The result of this corporate-friendly CDM (about three-quarters of Indian projects are owned by large corporations) are visible enough. Companies and industrial plants with documented bad social and environmental track records reap rich harvests. Meanwhile, pollution from HCFC project holders like SRF and GFL (both CDM giants) continue in Gujrat. Substantially subsidised by returns from the carbon market (55 waste heat CDM projects so far), polluting industries like sponge-iron continue to belch black filth into the air, destroying agricultural fields and ruining people's health in Bengal, Jharkhand, Chattisgarh and Orissa. In Andhra, the tobacco and paper and pulp giant ITC fills fertile agricultural lands with eucalyptus monocultures. Its "carbon-neutral" clean plant in Bhradachalam (six CDM projects in the same plant) illegally occupies tribal lands, and pollutes rivers and underground aquifers. In Maharashtra in Western India, corporate-owned wind turbines destroy village pastures and agricultural lands. In Uttaranchal, "small" CDM hydropower projects vie with big dams in displacing people from their fields and homes. Indian, Chinese, Latin American (and, yes, African) CDM and other carbon projects simply mean blatant corporate profiteering, aided by governments and donor agencies.

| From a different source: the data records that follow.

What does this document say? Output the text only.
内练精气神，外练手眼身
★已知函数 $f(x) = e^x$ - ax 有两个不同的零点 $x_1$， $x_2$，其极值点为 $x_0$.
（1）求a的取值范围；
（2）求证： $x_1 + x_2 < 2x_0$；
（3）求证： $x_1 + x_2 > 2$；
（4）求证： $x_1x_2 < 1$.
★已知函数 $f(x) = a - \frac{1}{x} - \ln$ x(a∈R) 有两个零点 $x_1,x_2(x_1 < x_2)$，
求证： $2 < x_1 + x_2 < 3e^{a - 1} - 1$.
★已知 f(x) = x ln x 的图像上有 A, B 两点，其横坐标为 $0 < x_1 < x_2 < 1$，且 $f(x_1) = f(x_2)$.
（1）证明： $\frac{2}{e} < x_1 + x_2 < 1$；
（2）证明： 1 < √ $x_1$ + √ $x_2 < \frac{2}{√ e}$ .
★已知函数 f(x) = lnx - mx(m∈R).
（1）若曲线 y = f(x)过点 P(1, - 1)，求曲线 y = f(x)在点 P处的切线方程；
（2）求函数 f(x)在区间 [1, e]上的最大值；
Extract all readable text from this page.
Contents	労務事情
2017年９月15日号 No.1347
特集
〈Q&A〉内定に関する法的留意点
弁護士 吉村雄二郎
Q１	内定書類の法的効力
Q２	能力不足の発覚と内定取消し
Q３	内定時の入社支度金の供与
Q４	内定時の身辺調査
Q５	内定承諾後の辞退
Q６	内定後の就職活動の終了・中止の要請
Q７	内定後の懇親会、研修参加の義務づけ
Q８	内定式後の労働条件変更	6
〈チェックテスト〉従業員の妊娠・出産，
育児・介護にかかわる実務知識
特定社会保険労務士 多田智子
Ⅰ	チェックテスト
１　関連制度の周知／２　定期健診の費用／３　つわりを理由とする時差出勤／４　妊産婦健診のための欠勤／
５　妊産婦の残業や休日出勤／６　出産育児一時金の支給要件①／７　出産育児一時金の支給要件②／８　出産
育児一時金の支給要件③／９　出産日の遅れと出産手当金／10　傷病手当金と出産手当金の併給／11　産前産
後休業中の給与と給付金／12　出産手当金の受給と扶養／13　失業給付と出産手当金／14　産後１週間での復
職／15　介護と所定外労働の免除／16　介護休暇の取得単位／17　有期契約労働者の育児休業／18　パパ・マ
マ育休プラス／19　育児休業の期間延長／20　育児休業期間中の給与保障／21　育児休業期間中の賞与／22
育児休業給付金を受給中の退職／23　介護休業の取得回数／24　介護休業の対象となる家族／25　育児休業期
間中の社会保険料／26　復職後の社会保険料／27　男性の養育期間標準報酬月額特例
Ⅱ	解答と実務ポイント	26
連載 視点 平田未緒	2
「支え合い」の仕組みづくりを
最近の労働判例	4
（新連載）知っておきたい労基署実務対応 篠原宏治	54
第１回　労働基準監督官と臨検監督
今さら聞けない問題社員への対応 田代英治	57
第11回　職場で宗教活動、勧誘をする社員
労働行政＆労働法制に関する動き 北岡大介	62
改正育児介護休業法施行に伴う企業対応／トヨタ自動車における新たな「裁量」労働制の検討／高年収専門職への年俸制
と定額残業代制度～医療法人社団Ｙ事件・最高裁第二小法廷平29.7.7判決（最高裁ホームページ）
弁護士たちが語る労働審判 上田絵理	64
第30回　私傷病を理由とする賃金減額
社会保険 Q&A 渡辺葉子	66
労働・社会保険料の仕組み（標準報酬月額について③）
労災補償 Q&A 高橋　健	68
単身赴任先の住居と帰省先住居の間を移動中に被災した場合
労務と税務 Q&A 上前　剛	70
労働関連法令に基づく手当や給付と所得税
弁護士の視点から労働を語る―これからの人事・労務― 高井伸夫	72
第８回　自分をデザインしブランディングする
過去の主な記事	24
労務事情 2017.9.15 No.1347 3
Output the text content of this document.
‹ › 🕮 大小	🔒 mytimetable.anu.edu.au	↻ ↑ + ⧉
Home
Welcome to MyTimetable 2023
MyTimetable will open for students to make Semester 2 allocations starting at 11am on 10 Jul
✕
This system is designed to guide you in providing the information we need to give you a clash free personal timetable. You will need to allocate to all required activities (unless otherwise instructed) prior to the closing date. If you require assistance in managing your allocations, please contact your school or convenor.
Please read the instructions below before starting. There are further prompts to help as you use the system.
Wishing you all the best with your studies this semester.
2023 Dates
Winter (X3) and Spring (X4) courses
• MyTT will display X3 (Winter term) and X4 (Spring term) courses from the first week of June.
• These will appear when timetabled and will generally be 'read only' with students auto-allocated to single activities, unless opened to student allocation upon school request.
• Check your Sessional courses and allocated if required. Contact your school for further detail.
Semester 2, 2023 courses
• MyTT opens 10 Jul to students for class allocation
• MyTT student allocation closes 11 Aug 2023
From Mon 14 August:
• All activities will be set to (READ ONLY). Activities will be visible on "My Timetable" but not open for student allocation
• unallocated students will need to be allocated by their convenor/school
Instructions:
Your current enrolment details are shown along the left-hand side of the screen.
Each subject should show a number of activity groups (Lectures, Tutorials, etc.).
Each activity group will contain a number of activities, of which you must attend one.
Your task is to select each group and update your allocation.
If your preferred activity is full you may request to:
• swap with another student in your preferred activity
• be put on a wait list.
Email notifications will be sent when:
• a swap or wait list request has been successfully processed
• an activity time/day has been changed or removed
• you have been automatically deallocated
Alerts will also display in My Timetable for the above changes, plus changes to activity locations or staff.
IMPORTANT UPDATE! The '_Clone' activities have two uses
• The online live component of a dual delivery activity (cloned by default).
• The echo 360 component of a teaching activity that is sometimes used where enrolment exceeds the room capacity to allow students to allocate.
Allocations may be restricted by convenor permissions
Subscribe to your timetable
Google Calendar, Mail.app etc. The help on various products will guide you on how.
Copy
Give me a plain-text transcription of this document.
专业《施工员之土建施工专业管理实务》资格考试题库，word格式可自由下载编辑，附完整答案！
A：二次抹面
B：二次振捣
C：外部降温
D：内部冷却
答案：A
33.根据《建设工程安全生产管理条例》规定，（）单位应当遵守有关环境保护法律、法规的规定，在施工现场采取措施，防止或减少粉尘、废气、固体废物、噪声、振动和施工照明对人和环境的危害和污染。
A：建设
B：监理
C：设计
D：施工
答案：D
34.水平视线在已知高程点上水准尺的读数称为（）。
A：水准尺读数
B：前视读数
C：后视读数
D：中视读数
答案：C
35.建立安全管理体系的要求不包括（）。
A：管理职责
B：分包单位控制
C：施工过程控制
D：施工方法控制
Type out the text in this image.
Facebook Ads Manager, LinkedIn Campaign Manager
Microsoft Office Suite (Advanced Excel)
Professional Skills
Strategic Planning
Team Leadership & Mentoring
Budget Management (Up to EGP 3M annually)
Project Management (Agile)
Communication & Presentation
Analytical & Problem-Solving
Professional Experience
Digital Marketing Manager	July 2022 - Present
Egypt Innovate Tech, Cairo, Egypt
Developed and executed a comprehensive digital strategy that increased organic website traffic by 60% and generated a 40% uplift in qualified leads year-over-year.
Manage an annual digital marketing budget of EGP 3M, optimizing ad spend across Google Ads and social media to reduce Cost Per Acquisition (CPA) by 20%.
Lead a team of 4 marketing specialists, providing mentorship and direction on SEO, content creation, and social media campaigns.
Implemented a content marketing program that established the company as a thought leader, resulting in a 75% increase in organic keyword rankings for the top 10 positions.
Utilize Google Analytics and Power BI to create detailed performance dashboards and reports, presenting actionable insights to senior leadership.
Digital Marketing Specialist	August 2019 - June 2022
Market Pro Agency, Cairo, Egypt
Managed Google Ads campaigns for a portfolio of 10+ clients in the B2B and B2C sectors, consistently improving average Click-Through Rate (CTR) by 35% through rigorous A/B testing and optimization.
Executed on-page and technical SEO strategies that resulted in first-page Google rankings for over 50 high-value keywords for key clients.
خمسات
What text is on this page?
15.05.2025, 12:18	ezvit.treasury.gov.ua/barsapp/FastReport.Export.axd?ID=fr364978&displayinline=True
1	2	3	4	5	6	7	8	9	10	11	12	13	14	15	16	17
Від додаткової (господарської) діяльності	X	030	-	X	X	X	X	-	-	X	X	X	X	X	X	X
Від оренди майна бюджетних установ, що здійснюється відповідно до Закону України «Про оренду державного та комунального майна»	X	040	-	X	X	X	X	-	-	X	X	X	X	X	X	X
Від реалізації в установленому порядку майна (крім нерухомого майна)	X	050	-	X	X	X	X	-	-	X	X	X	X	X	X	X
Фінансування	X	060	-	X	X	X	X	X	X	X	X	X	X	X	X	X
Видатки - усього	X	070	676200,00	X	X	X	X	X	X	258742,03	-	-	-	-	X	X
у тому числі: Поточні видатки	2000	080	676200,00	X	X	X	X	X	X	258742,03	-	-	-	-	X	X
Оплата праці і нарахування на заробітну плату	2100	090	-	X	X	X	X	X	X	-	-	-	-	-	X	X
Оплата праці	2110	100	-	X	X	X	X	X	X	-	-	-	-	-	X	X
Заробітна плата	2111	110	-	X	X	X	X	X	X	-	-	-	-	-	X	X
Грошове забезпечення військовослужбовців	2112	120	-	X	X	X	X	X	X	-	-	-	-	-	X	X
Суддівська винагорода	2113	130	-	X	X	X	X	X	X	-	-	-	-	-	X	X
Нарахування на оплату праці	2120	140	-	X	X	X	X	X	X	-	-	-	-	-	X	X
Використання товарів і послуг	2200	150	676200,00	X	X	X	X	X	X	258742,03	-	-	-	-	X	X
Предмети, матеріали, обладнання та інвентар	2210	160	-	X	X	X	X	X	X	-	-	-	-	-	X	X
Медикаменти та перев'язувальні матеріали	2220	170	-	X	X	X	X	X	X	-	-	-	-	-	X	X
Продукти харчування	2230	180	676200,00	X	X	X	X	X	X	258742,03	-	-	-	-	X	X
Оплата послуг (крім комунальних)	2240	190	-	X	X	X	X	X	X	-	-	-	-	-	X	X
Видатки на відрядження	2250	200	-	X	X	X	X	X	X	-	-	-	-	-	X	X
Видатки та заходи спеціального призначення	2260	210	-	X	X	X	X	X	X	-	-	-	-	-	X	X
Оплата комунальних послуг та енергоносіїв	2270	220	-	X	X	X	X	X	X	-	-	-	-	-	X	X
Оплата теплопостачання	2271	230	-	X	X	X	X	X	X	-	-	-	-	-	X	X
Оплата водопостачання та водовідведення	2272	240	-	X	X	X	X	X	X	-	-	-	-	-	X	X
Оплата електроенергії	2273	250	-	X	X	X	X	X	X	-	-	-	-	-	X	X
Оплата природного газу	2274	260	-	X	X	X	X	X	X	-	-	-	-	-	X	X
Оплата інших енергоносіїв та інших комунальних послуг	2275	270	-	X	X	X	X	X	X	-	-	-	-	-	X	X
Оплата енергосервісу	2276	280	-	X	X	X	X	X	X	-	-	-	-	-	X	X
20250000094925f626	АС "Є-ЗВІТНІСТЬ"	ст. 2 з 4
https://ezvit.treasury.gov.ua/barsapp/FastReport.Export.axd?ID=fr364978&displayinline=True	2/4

The Danish government talks about selecting projects with a "high sustainability profile" and buying back credits. One understands their imperatives: aid goals have to be met, Kyoto target must be achieved. What baffles and intrigues us is the "sustainability" and climate interplay. Does the Danish government seriously believe, even after all the exposés of CDM projects worldwide, that the key rationale for CDM is anything but profit?

Perhaps it would be wiser to remember that aiding CDM means perpetuating a lie, perhaps the worst humanity has ever been told. The myths of colonial philanthropy did not survive the scrutiny of history. Will this "aid" fare any better? Will the lie of CDM cleanse the emitters of their sins? These are open questions.